I feel terrible for scaring her and that just makes me feel worse, but I manage to choke out “It’s…not an emergency…I’ll be fine…” before dissolving in sobs again, because I’m not sure I’ll be fine.
“Are you hurt?”
“No.” Yes, but not physically. “I’m…sorry to scare you.” I manage to get the sobs under control. I don’t think of myself as much of a crier, but when I do, it’s not a dainty sniffle. “I guess I just wanted advice. I’m freaked out.”
“Okay, honey, what happened.”
“Corbin kissed me.”
I hear her sigh, like she’d been holding her breath. “Honey, wouldn’t this be a better conversation with Asia? I’m not good at this stuff.” I’d never known Grandma to have a gentleman caller even though she’s still beautiful at 75, with that tiny dancer’s body that my mother inherited.

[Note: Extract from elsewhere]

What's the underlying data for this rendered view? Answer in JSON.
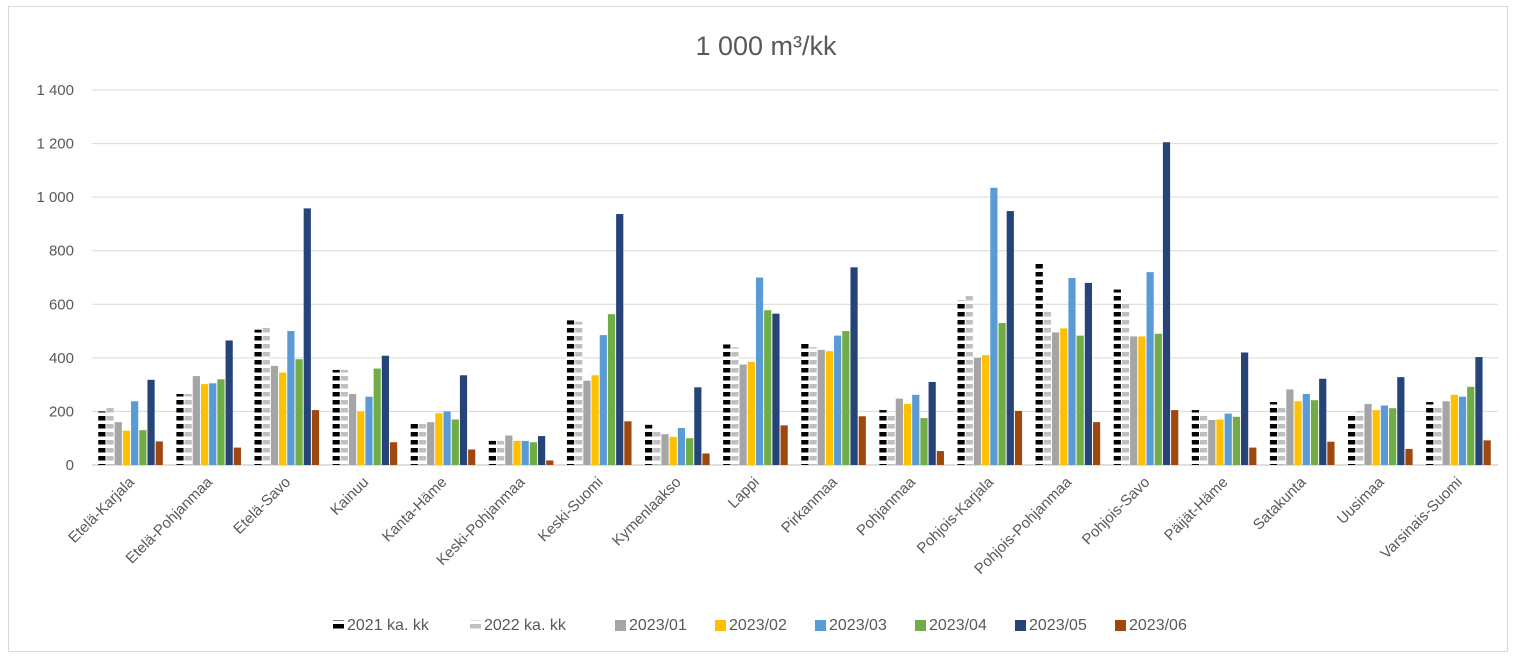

“I tried,” I say, sounding like a whiny teen even to myself, "but I got her I’m driving auto text response."
“Good for her.” Grandma reminds me not to text and drive at least once a week.
"I really needed to talk now," I whine.
“Okay, okay, I’m up now anyway. So. This boy kissed you. Isn’t that what you wanted? You’ve sounded pretty sweet on him since, well, since you first told me about him.”

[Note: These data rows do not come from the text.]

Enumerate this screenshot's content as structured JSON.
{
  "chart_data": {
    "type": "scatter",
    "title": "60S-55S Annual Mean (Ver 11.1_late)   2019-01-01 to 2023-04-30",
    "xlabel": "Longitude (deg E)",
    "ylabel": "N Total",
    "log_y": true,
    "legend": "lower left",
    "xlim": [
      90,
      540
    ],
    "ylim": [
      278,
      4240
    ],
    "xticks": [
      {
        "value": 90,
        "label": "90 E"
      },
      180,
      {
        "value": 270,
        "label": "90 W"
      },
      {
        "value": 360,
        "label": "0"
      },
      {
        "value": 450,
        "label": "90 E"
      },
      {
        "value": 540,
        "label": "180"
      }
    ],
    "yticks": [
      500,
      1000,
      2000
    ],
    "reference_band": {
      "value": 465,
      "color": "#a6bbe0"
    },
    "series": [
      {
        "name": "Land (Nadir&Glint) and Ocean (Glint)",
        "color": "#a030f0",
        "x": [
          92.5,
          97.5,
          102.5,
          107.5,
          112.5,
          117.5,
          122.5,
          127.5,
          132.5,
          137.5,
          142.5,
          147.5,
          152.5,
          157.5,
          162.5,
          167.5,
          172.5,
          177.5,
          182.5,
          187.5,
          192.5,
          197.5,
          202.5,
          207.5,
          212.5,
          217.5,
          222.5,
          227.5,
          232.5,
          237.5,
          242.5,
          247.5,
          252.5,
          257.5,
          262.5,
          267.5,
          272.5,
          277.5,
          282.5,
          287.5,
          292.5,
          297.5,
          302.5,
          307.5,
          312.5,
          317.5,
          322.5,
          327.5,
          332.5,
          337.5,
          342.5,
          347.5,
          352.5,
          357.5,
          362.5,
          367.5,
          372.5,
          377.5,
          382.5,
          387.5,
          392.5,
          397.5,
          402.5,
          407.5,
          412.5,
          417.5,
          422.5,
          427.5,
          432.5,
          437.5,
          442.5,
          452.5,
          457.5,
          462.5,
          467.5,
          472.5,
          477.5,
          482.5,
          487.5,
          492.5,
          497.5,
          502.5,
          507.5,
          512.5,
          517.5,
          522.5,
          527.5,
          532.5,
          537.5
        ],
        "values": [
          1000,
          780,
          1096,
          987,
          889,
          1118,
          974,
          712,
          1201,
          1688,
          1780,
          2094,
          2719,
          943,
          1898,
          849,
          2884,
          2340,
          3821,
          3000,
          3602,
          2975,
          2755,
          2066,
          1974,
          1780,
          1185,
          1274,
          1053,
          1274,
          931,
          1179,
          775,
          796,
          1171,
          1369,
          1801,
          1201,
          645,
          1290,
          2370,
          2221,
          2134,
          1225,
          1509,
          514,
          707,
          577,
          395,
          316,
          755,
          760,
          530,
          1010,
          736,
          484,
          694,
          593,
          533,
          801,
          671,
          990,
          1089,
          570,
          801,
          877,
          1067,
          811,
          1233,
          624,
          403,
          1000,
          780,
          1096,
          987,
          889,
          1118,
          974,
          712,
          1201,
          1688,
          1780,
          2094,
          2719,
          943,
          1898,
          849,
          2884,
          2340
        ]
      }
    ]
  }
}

"Well, yes. No. I don’t know, that’s why I called!"
She sighs again. "Vanessa. I don’t know this boy at all. I don’t know his family. But I do know about rich men that think they can just have their way with the help, take advantage of women that work for them. Can you swear to me that he’s not like that?"
“Yes, I mean, I’ve seen no evidence of it. The other women that work here have never said a bad word or even rolled an eye behind his back. He’s only been here a little longer than I have, but I get the sense that they’ve known him longer than that. It’s one of his family’s houses, so maybe he visited as a kid.” The image of Corbin as a little boy com
es to mind, all floppy black curls and big blue eyes. Also, I realize I’m babbling. “Yeah, I mean, no. He’s not like that.”
“Okay. Did he just walk up and kiss you out of nowhere or did it happen…in a more usual way?” Poor Grandma, I can tell she’s well outside of her comfort zone. She’s always been very no nonsense with me where boys are concerned, just the facts and a healthy dose of skepticism about their motives. I went to college still a virgin, having been assured that to begin sleeping with boys too young would ruin my focus on grades. Once in college, of course, I realized that it was a risk worth taking. Grades aren’t everything. And you can always pull them up again. She used to warn me, though, against “getting too serious” if she thought I sounded too smitten with some boy or another. “You can find you another one once you get where you’re going,” she’d say. Needless to say, I didn’t get my love of romance novels from her.
"No, it was fine, the right way. We were holding hands and walking and talking. And I wanted him to kiss me, I did. I kissed him back. At first."
“Then what happened?”
“I’m not even sure. It’s like, all at once, I thought ‘I don’t know him, I don’t know if this is really what I want or if it’s just what I’d decided I wanted,’ you know?”
She paused, then said, “No, I’m afraid I don’t, not really. You say you don’t know him. That is true. How well have you known other boys the first time you kissed them?”